"Olson does an excellent job of outlining the postconservative vision and style of thinking. The book is written in accessible language, and students, pastors, and laity will all find it to be an extremely useful guide."--David S. Nah, Religious Studies Review
As Roger Olson notes in his Introduction, this volume has a simple but controversial thesis: "It is possible to be more evangelical by being less conservative." Just as some have made a similar case with regard to social ethics, Olson intends to do the same for theology.
He suggests that postconservative evangelicalism is less a defined movement than a "mood" or "style of doing theology"--characterized chiefly by a certain openness of mind that allows for the reconsideration of received tradition (without allowing that tradition to predetermine doctrinal correctness). Among the theologians who illustrate that approach are John R. Franke, Stanley Grenz, Nancey Murphy, Clark H. Pinnock, Kevin J. Vanhoozer, and Miroslav Volf.

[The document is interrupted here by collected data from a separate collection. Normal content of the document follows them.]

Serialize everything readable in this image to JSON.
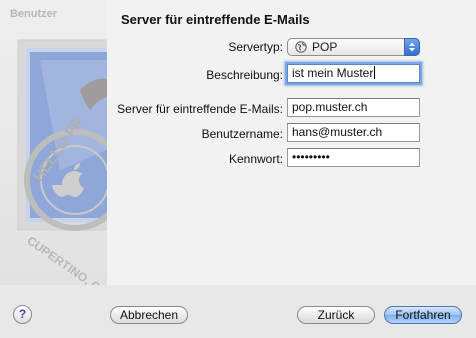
{
  "background_title": "Benutzer",
  "heading": "Server für eintreffende E-Mails",
  "stamp_text": {
    "top": "HELLO FR",
    "bottom": "CUPERTINO, CA"
  },
  "form": {
    "server_type": {
      "label": "Servertyp:",
      "value": "POP",
      "icon": "globe-icon"
    },
    "description": {
      "label": "Beschreibung:",
      "value": "ist mein Muster"
    },
    "incoming_server": {
      "label": "Server für eintreffende E-Mails:",
      "value": "pop.muster.ch"
    },
    "username": {
      "label": "Benutzername:",
      "value": "hans@muster.ch"
    },
    "password": {
      "label": "Kennwort:",
      "value": "•••••••••"
    }
  },
  "buttons": {
    "help": "?",
    "cancel": "Abbrechen",
    "back": "Zurück",
    "continue": "Fortfahren"
  },
  "colors": {
    "accent": "#7eafee",
    "focus_ring": "#7aa7e8"
  }
}
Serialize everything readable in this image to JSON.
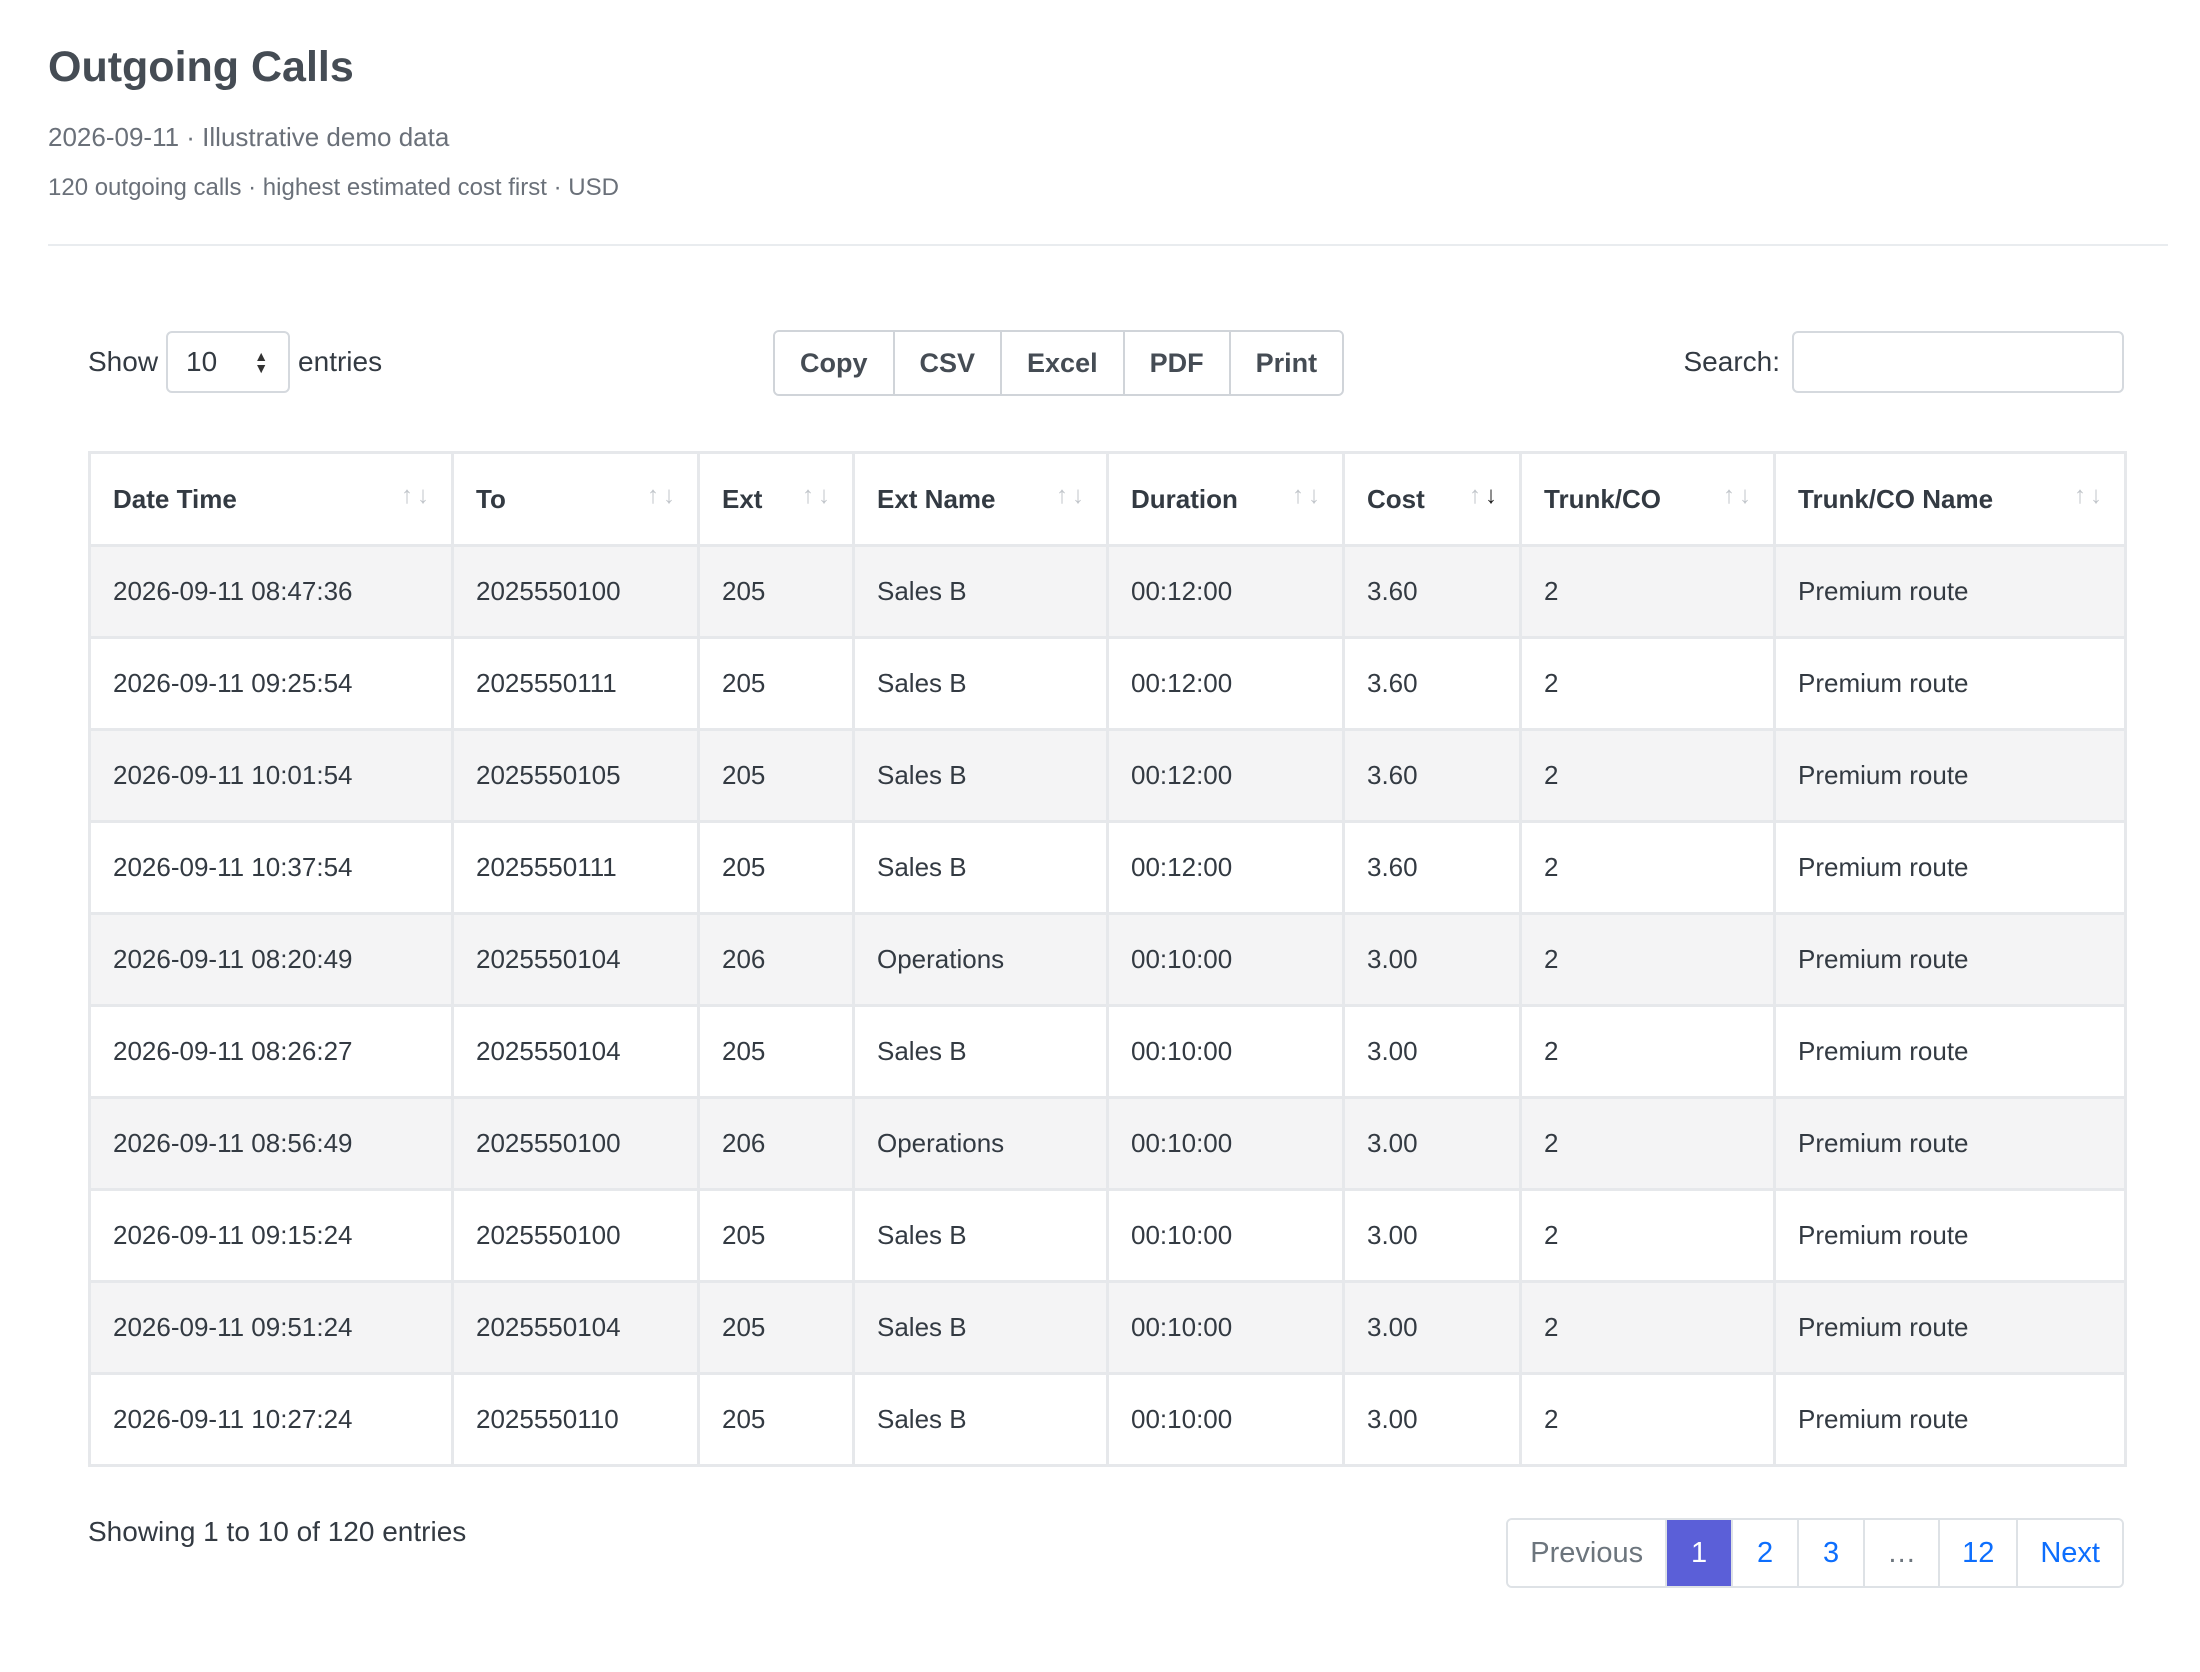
{
  "header": {
    "title": "Outgoing Calls",
    "subtitle": "2026-09-11 · Illustrative demo data",
    "meta": "120 outgoing calls · highest estimated cost first · USD"
  },
  "controls": {
    "show_label": "Show",
    "page_length": "10",
    "entries_label": "entries",
    "buttons": [
      "Copy",
      "CSV",
      "Excel",
      "PDF",
      "Print"
    ],
    "search_label": "Search:",
    "search_value": ""
  },
  "table": {
    "columns": [
      "Date Time",
      "To",
      "Ext",
      "Ext Name",
      "Duration",
      "Cost",
      "Trunk/CO",
      "Trunk/CO Name"
    ],
    "sorted_column": "Cost",
    "sort_direction": "descending",
    "rows": [
      [
        "2026-09-11 08:47:36",
        "2025550100",
        "205",
        "Sales B",
        "00:12:00",
        "3.60",
        "2",
        "Premium route"
      ],
      [
        "2026-09-11 09:25:54",
        "2025550111",
        "205",
        "Sales B",
        "00:12:00",
        "3.60",
        "2",
        "Premium route"
      ],
      [
        "2026-09-11 10:01:54",
        "2025550105",
        "205",
        "Sales B",
        "00:12:00",
        "3.60",
        "2",
        "Premium route"
      ],
      [
        "2026-09-11 10:37:54",
        "2025550111",
        "205",
        "Sales B",
        "00:12:00",
        "3.60",
        "2",
        "Premium route"
      ],
      [
        "2026-09-11 08:20:49",
        "2025550104",
        "206",
        "Operations",
        "00:10:00",
        "3.00",
        "2",
        "Premium route"
      ],
      [
        "2026-09-11 08:26:27",
        "2025550104",
        "205",
        "Sales B",
        "00:10:00",
        "3.00",
        "2",
        "Premium route"
      ],
      [
        "2026-09-11 08:56:49",
        "2025550100",
        "206",
        "Operations",
        "00:10:00",
        "3.00",
        "2",
        "Premium route"
      ],
      [
        "2026-09-11 09:15:24",
        "2025550100",
        "205",
        "Sales B",
        "00:10:00",
        "3.00",
        "2",
        "Premium route"
      ],
      [
        "2026-09-11 09:51:24",
        "2025550104",
        "205",
        "Sales B",
        "00:10:00",
        "3.00",
        "2",
        "Premium route"
      ],
      [
        "2026-09-11 10:27:24",
        "2025550110",
        "205",
        "Sales B",
        "00:10:00",
        "3.00",
        "2",
        "Premium route"
      ]
    ]
  },
  "footer": {
    "info": "Showing 1 to 10 of 120 entries",
    "pagination": {
      "previous": "Previous",
      "pages": [
        "1",
        "2",
        "3",
        "…",
        "12"
      ],
      "active_page": "1",
      "next": "Next"
    }
  },
  "colors": {
    "active_page_bg": "#5b5fd8",
    "link": "#0d6efd",
    "striped_row": "#f4f4f5"
  }
}
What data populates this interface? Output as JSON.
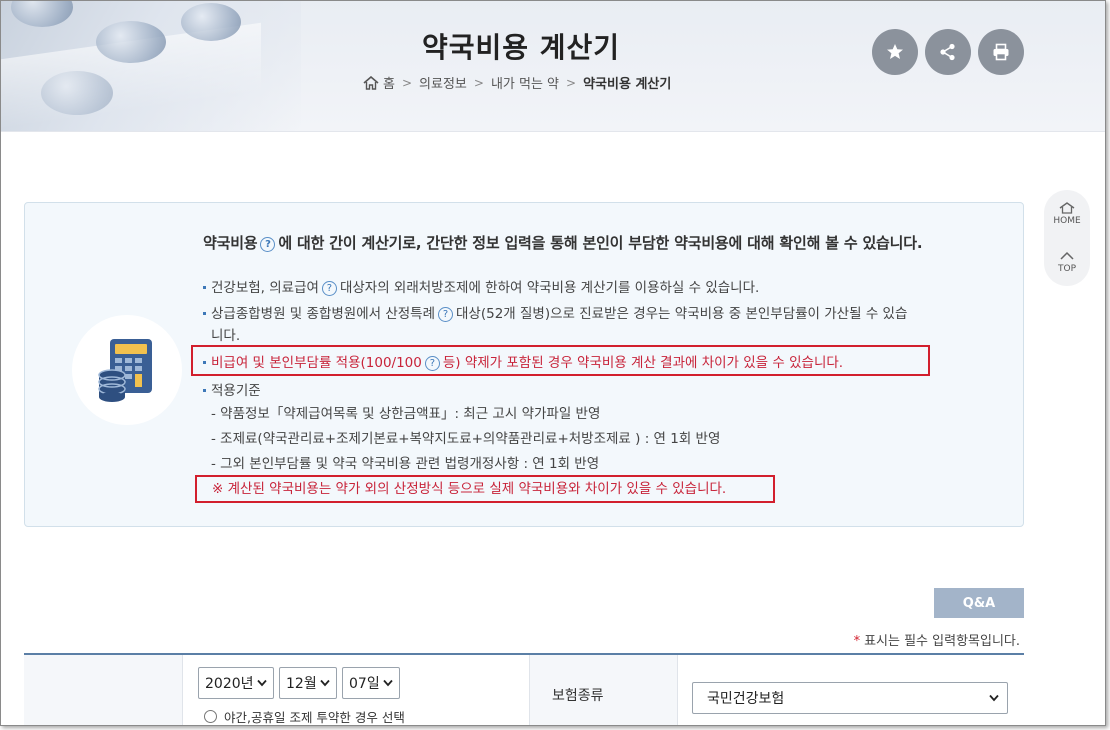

Olson suggests that postconservative evangelicals emphasize the transformative nature of an encounter with God rather than the idea of propositional revelation. In successive chapters, he develops related themes such as the importance of narrative theology, the encounter with postmodernism, and the task of revisioning theology.
Scholars and clergy alike will find here an original study that provides an insightful account of contemporary postconservative evangelical theology, its creative and influential adherents, and their multifaceted approaches to theological reflection.
About the series: The Acadia Studies in Bible and Theology series, sponsored by Acadia Divinity College, offers critical assessments of the major issues that the church faces in the twenty-first century. Authored by leading authorities in the field, these studies provide readers with requisite orientation and fresh understanding to enable them to take part meaningfully in discussion and debate.